The coming paradigm shift was further brought home to me while working on the technology for my current consulting practice. After over a decade in large financial firms, I had perhaps gotten used to an IT price point in the tens of thousands of dollars annually for some users. Needless to say, a boutique consultancy does not have that kind of money. More importantly, we didn't need it. A few low-end Apple computers, open-source software, and widely available networking and e-mail solutions costing a few dollars a month mean my price point per desktop is measured in tens of dollars a month, not hundreds. This is not a mere 10% or 20% savings - this is an order of magnitude lower cost, with nearly all the same usability and security benefits of large, legacy installations that I had been managing. This is even before considering alternative desktop application solutions over the network such as that now being offered by Google.

So are alternative solutions ready for prime time? I believe that increasingly the answer is yes. First of all, we've already solved the networking problem: The standard is now the IP protocol running over ethernet or WiFi local area networks. No longer do we deal with SNA, DecNet, IPX, or a range of other protocols that were common place just a decade ago. Next we need to tackle the desktop, data storage and management, and mobility requirements.

IT managers will need to review the business applications currently in use. It remains the case that many legacy applications are difficult to port to thin-client solutions. By the same token, many of them are probably not really needed. The decision-making process to retire such applications requires close business/IT cooperation, but can deliver significant rewards. Perhaps ironically, Sarbanes-Oxley (and its equivalent requirements around the world) actually helps here: Since business managers are required to understand their business processes, and by extension the applications that support them, the excercise to cull unnecessary software should already be underway!
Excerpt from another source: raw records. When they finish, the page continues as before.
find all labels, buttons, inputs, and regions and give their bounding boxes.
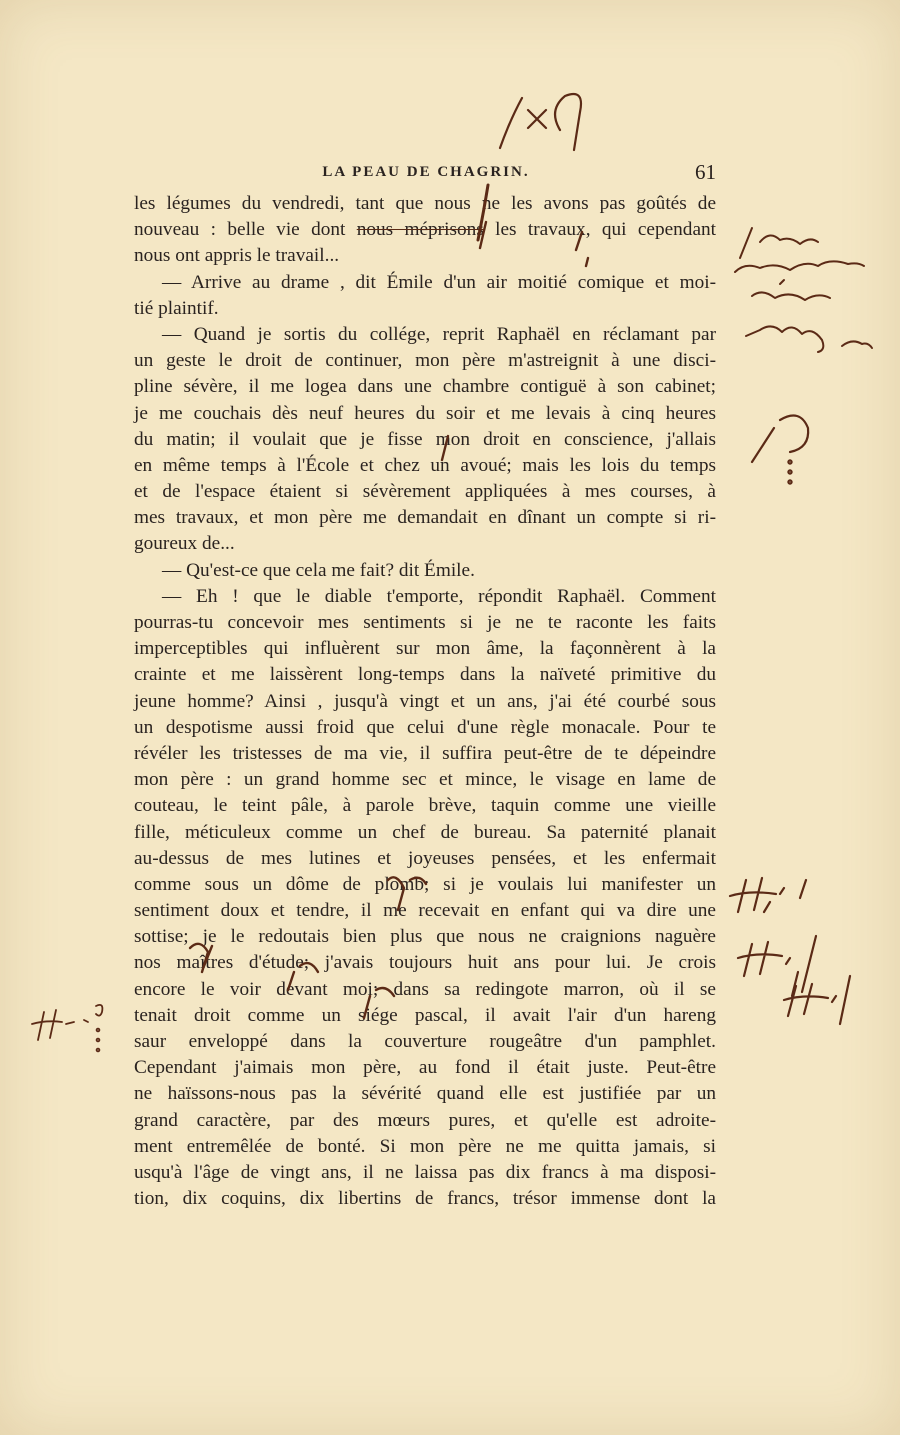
text-line: couteau, le teint pâle, à parole brève, taquin comme une vieille	[134, 795, 716, 817]
text-segment: nouveau : belle vie dont	[134, 219, 357, 241]
struck-text: nous méprisons	[356, 219, 484, 241]
margin-note-right-top	[735, 228, 872, 352]
text-line: — Quand je sortis du collége, reprit Raphaël en réclamant par	[162, 323, 716, 345]
text-line: tion, dix coquins, dix libertins de francs, trésor immense dont la	[134, 1188, 716, 1210]
text-line: Cependant j'aimais mon père, au fond il était juste. Peut-être	[134, 1057, 716, 1079]
text-line: ne haïssons-nous pas la sévérité quand elle est justifiée par un	[134, 1083, 716, 1105]
text-line: pourras-tu concevoir mes sentiments si je ne te raconte les faits	[134, 612, 716, 633]
text-line: je me couchais dès neuf heures du soir et me levais à cinq heures	[134, 402, 716, 424]
margin-marks-right-lower	[730, 878, 850, 1024]
text-line: mon père : un grand homme sec et mince, le visage en lame de	[134, 769, 716, 791]
running-title: LA PEAU DE CHAGRIN.	[322, 164, 530, 180]
text-line: un despotisme aussi froid que celui d'une règle monacale. Pour te	[134, 716, 716, 738]
text-line: nos maîtres d'étude; j'avais toujours huit ans pour lui. Je crois	[134, 952, 716, 974]
text-line: pline sévère, il me logea dans une chambre contiguë à son cabinet;	[134, 376, 716, 398]
text-line: du matin; il voulait que je fisse mon droit en conscience, j'allais	[134, 428, 716, 450]
text-line: encore le voir devant moi; dans sa redingote marron, où il se	[134, 978, 716, 1000]
text-line: un geste le droit de continuer, mon père m'astreignit à une disci-	[134, 350, 716, 372]
text-line-with-deletion	[134, 217, 716, 243]
text-line: saur enveloppé dans la couverture rougeâtre d'un pamphlet.	[134, 1031, 716, 1052]
text-line: crainte et me laissèrent long-temps dans la naïveté primitive du	[134, 664, 716, 686]
text-line: les légumes du vendredi, tant que nous ne les avons pas goûtés de	[134, 193, 716, 214]
margin-query-right	[752, 416, 808, 484]
margin-mark-left	[32, 1005, 102, 1052]
text-block	[134, 191, 716, 1212]
text-line: ment entremêlée de bonté. Si mon père ne me quitta jamais, si	[134, 1135, 716, 1157]
text-line: tié plaintif.	[134, 297, 219, 319]
page-number: 61	[695, 160, 716, 184]
text-line: sottise; je le redoutais bien plus que nous ne craignions naguère	[134, 926, 716, 948]
text-line: — Qu'est-ce que cela me fait? dit Émile.	[162, 559, 475, 581]
text-line: nous ont appris le travail...	[134, 245, 340, 267]
text-line: au-dessus de mes lutines et joyeuses pensées, et les enfermait	[134, 847, 716, 869]
text-line: en même temps à l'École et chez un avoué; mais les lois du temps	[134, 454, 716, 476]
text-line: sentiment doux et tendre, il me recevait en enfant qui va dire une	[134, 900, 716, 922]
text-line: — Eh ! que le diable t'emporte, répondit Raphaël. Comment	[162, 585, 716, 607]
text-line: — Arrive au drame , dit Émile d'un air moitié comique et moi-	[162, 271, 716, 293]
text-line: grand caractère, par des mœurs pures, et qu'elle est adroite-	[134, 1109, 716, 1131]
text-line: et de l'espace étaient si sévèrement appliquées à mes courses, à	[134, 481, 716, 503]
text-segment: les travaux, qui cependant	[483, 219, 716, 241]
text-line: jeune homme? Ainsi , jusqu'à vingt et un ans, j'ai été courbé sous	[134, 690, 716, 712]
text-line: tenait droit comme un siége pascal, il avait l'air d'un hareng	[134, 1004, 716, 1026]
text-line: révéler les tristesses de ma vie, il suffira peut-être de te dépeindre	[134, 742, 716, 764]
text-line: fille, méticuleux comme un chef de bureau. Sa paternité planait	[134, 821, 716, 843]
text-line: mes travaux, et mon père me demandait en dînant un compte si ri-	[134, 507, 716, 529]
text-line: imperceptibles qui influèrent sur mon âme, la façonnèrent à la	[134, 638, 716, 660]
text-line: comme sous un dôme de plomb; si je voulais lui manifester un	[134, 873, 716, 895]
running-head	[136, 160, 716, 186]
text-line: goureux de...	[134, 533, 235, 555]
text-line: usqu'à l'âge de vingt ans, il ne laissa pas dix francs à ma disposi-	[134, 1161, 716, 1183]
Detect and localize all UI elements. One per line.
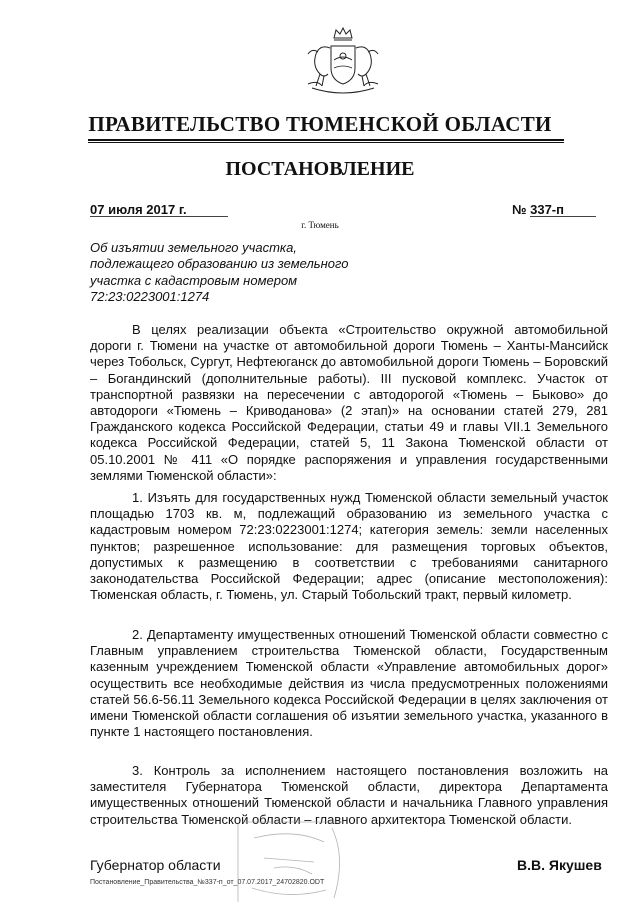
title-rule-thick bbox=[88, 139, 564, 141]
coat-of-arms-icon bbox=[298, 24, 388, 100]
official-stamp-icon bbox=[234, 818, 352, 908]
clause-2: 2. Департаменту имущественных отношений Тюменской области совместно с Главным управлением строительства Тюменской области, Государственным казенным учреждением Тюменской области «Управление автомобильных дорог» осуществить все необходимые действия из числа предусмотренных положениями статей 56.6-56.11 Земельного кодекса Российской Федерации в целях заключения от имени Тюменской области соглашения об изъятии земельного участка, указанного в пункте 1 настоящего постановления. bbox=[90, 627, 608, 740]
number-underline bbox=[530, 216, 596, 217]
date-underline bbox=[90, 216, 228, 217]
preamble-paragraph: В целях реализации объекта «Строительство окружной автомобильной дороги г. Тюмени на участке от автомобильной дороги Тюмень – Ханты-Мансийск через Тобольск, Сургут, Нефтеюганск до автомобильной дороги Тюмень – Боровский – Богандинский (дополнительные работы). III пусковой комплекс. Участок от транспортной развязки на пересечении с автодорогой «Тюмень – Быково» до автодороги «Тюмень – Криводанова» (2 этап)» на основании статей 279, 281 Гражданского кодекса Российской Федерации, статьи 49 и главы VII.1 Земельного кодекса Российской Федерации, статей 5, 11 Закона Тюменской области от 05.10.2001 № 411 «О порядке распоряжения и управления государственными землями Тюменской области»: bbox=[90, 322, 608, 483]
clause-3: 3. Контроль за исполнением настоящего постановления возложить на заместителя Губернатора Тюменской области, директора Департамента имущественных отношений Тюменской области и начальника Главного управления строительства Тюменской области – главного архитектора Тюменской области. bbox=[90, 763, 608, 827]
clause-1: 1. Изъять для государственных нужд Тюменской области земельный участок площадью 1703 кв. м, подлежащий образованию из земельного участка с кадастровым номером 72:23:0223001:1274; категория земель: земли населенных пунктов; разрешенное использование: для размещения торговых объектов, допустимых к размещению в соответствии с требованиями санитарного законодательства Российской Федерации; адрес (описание местоположения): Тюменская область, г. Тюмень, ул. Старый Тобольский тракт, первый километр. bbox=[90, 490, 608, 603]
document-type: ПОСТАНОВЛЕНИЕ bbox=[225, 158, 415, 180]
signer-title: Губернатор области bbox=[90, 857, 221, 873]
document-subject: Об изъятии земельного участка, подлежащего образованию из земельного участка с кадастровым номером 72:23:0223001:1274 bbox=[90, 240, 349, 305]
signer-name: В.В. Якушев bbox=[517, 857, 602, 873]
government-title: ПРАВИТЕЛЬСТВО ТЮМЕНСКОЙ ОБЛАСТИ bbox=[88, 112, 552, 136]
file-footer: Постановление_Правительства_№337-п_от_07.07.2017_24702820.ODT bbox=[90, 879, 325, 886]
document-number: № 337-п bbox=[512, 202, 564, 217]
title-rule-thin bbox=[88, 142, 564, 143]
document-date: 07 июля 2017 г. bbox=[90, 202, 187, 217]
document-city: г. Тюмень bbox=[301, 220, 339, 230]
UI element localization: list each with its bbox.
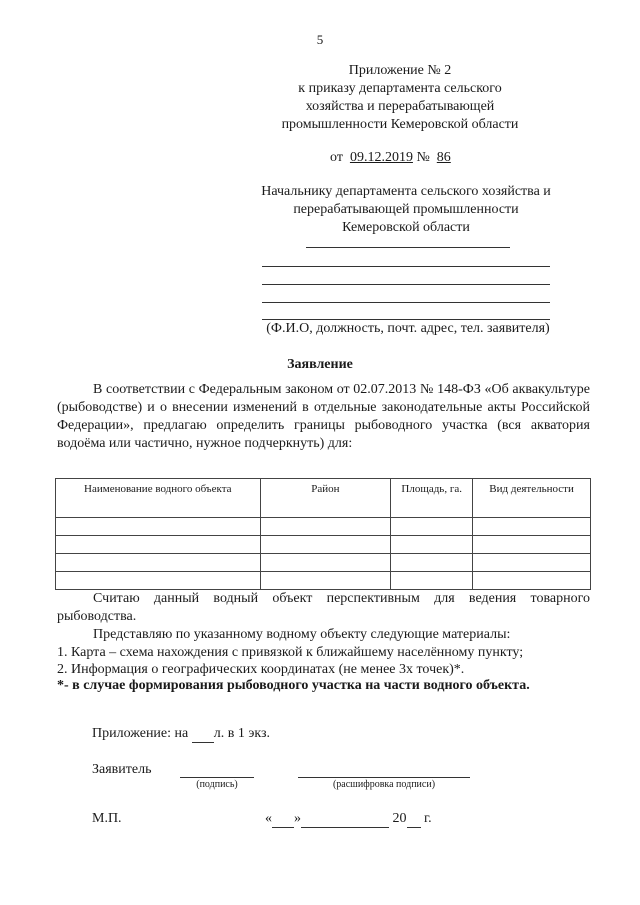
attachment-line [92,726,270,743]
document-title: Заявление [287,357,353,372]
table-row [56,536,591,554]
table-cell[interactable] [56,536,261,554]
perspective-paragraph: Считаю данный водный объект перспективным для ведения товарного рыбоводства. [57,591,590,624]
table-cell[interactable] [56,518,261,536]
table-row [56,554,591,572]
appendix-line-4: промышленности Кемеровской области [281,117,519,132]
table-cell[interactable] [260,572,391,590]
page-number: 5 [316,32,324,47]
table-header-row [56,479,591,518]
table-row [56,518,591,536]
table-row [56,572,591,590]
table-cell[interactable] [473,536,591,554]
perspective-block [57,590,590,644]
materials-list [57,644,597,678]
header-activity: Вид деятельности [473,479,591,518]
order-reference [330,150,451,166]
fill-line[interactable] [306,247,510,248]
table-cell[interactable] [473,554,591,572]
year-field[interactable] [407,811,421,828]
order-number-sign: № [416,150,430,165]
materials-intro: Представляю по указанному водному объекту следующие материалы: [93,627,511,642]
footnote: *- в случае формирования рыбоводного участка на части водного объекта. [57,678,530,693]
water-object-table [55,478,591,590]
header-object-name: Наименование водного объекта [56,479,261,518]
appendix-line-3: хозяйства и перерабатывающей [305,99,495,114]
table-cell[interactable] [473,518,591,536]
order-number: 86 [436,150,451,165]
table-cell[interactable] [56,572,261,590]
date-close-quote: » [294,811,301,826]
table-cell[interactable] [260,518,391,536]
year-prefix: 20 [392,811,407,826]
date-open-quote: « [265,811,272,826]
fill-line[interactable] [262,319,550,320]
order-date: 09.12.2019 [349,150,413,165]
addressee-line-1: Начальнику департамента сельского хозяйства и [261,184,551,199]
sheet-count-field[interactable] [192,726,214,743]
year-suffix: г. [424,811,432,826]
header-area: Площадь, га. [391,479,473,518]
table-cell[interactable] [391,536,473,554]
fill-line[interactable] [262,302,550,303]
fill-line[interactable] [262,266,550,267]
month-field[interactable] [301,811,389,828]
applicant-label: Заявитель [92,762,152,777]
attachment-prefix: Приложение: на [92,726,189,741]
table-cell[interactable] [56,554,261,572]
table-cell[interactable] [260,536,391,554]
table-cell[interactable] [391,518,473,536]
appendix-line-2: к приказу департамента сельского [298,81,502,96]
fill-line[interactable] [262,284,550,285]
date-line [265,811,432,828]
addressee-block [246,183,566,237]
list-item: 1. Карта – схема нахождения с привязкой к ближайшему населённому пункту; [57,645,524,660]
statement-body [57,381,590,453]
table-cell[interactable] [391,572,473,590]
signature-line[interactable] [180,777,254,778]
signature-decode-line[interactable] [298,777,470,778]
applicant-caption: (Ф.И.О, должность, почт. адрес, тел. заявителя) [266,321,550,336]
table-cell[interactable] [391,554,473,572]
list-item: 2. Информация о географических координатах (не менее 3х точек)*. [57,662,465,677]
addressee-line-2: перерабатывающей промышленности [293,202,519,217]
addressee-line-3: Кемеровской области [342,220,470,235]
day-field[interactable] [272,811,294,828]
attachment-suffix: л. в 1 экз. [213,726,271,741]
appendix-header [270,62,530,134]
signature-caption: (подпись) [196,779,238,790]
table-cell[interactable] [260,554,391,572]
header-district: Район [260,479,391,518]
signature-decode-caption: (расшифровка подписи) [332,779,436,790]
stamp-label: М.П. [92,811,122,826]
statement-paragraph: В соответствии с Федеральным законом от 02.07.2013 № 148-ФЗ «Об аквакультуре (рыбоводстве) и о внесении изменений в отдельные законодательные акты Российской Федерации», предлагаю определить границы рыбоводного участка (вся акватория водоёма или частично, нужное подчеркнуть) для: [57,382,590,451]
order-prefix: от [330,150,343,165]
table-cell[interactable] [473,572,591,590]
appendix-line-1: Приложение № 2 [348,63,452,78]
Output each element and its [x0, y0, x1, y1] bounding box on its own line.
In addition to desktops and applications is the complexity of data management. I would hazard a guess that much of what people store is unnecessary e-mail with too many attachments. Thus, the next piece of the paradigm-shift puzzle is data storage. Here the problem is trickier, but the bottom line is that it is simply too hard to find things when you need them. This is true both for the individual employee trying to dig out that Powerpoint file from 3 months ago as well as for the Legal department manager who needs to track down particular e-mails to comply with a court-order for documents relating to pending litigation.

The trend is moving beyond mere data storage, to data management. This will take several forms: (1) Application managers will of necessity get better at imposing data architectures to which all applications, in-house and off the shelf, must adhere. (2) Rules for tagging and archiving e-mails will get more sophisticated, so that necessary e-mails are kept and logged, and unnecessary ones get deleted after a defined period of time. (3) All other application files will be similarly tagged and culled or archived on defined schedules. (4) Tape back-up will not be used for archiving data that is regularly needed.

There was a time when technology infrastructure managers simply had to deliver storage solutions with tape back-ups. This will change, as infrastructure will increasingly be bundled with applications software to manage data content.

Lastly, the workforce will become increasingly mobile. Fortunately, efforts to centralize the back-end and improve information mangement will make mobile computing easier. A networked worker will be able to access everything from nearly anywhere, with security controls varying depending on whether the access point is in a company office or over a remote network. The holy grail of free-seating and mobile workforce are increasingly in reach.

Enterprise computing is shifting to a new paradigm: Thin, Lean, and Mobile: true thin-client desktops, lean application suites with even leaner data management, and increasingly mobile access including free-seating, WiFi, and mobile wireless.

Firms that deliver cost-effective, reliable, and scalable solutions that fit this paradigm will be the winners in the enterprise technology vendor market.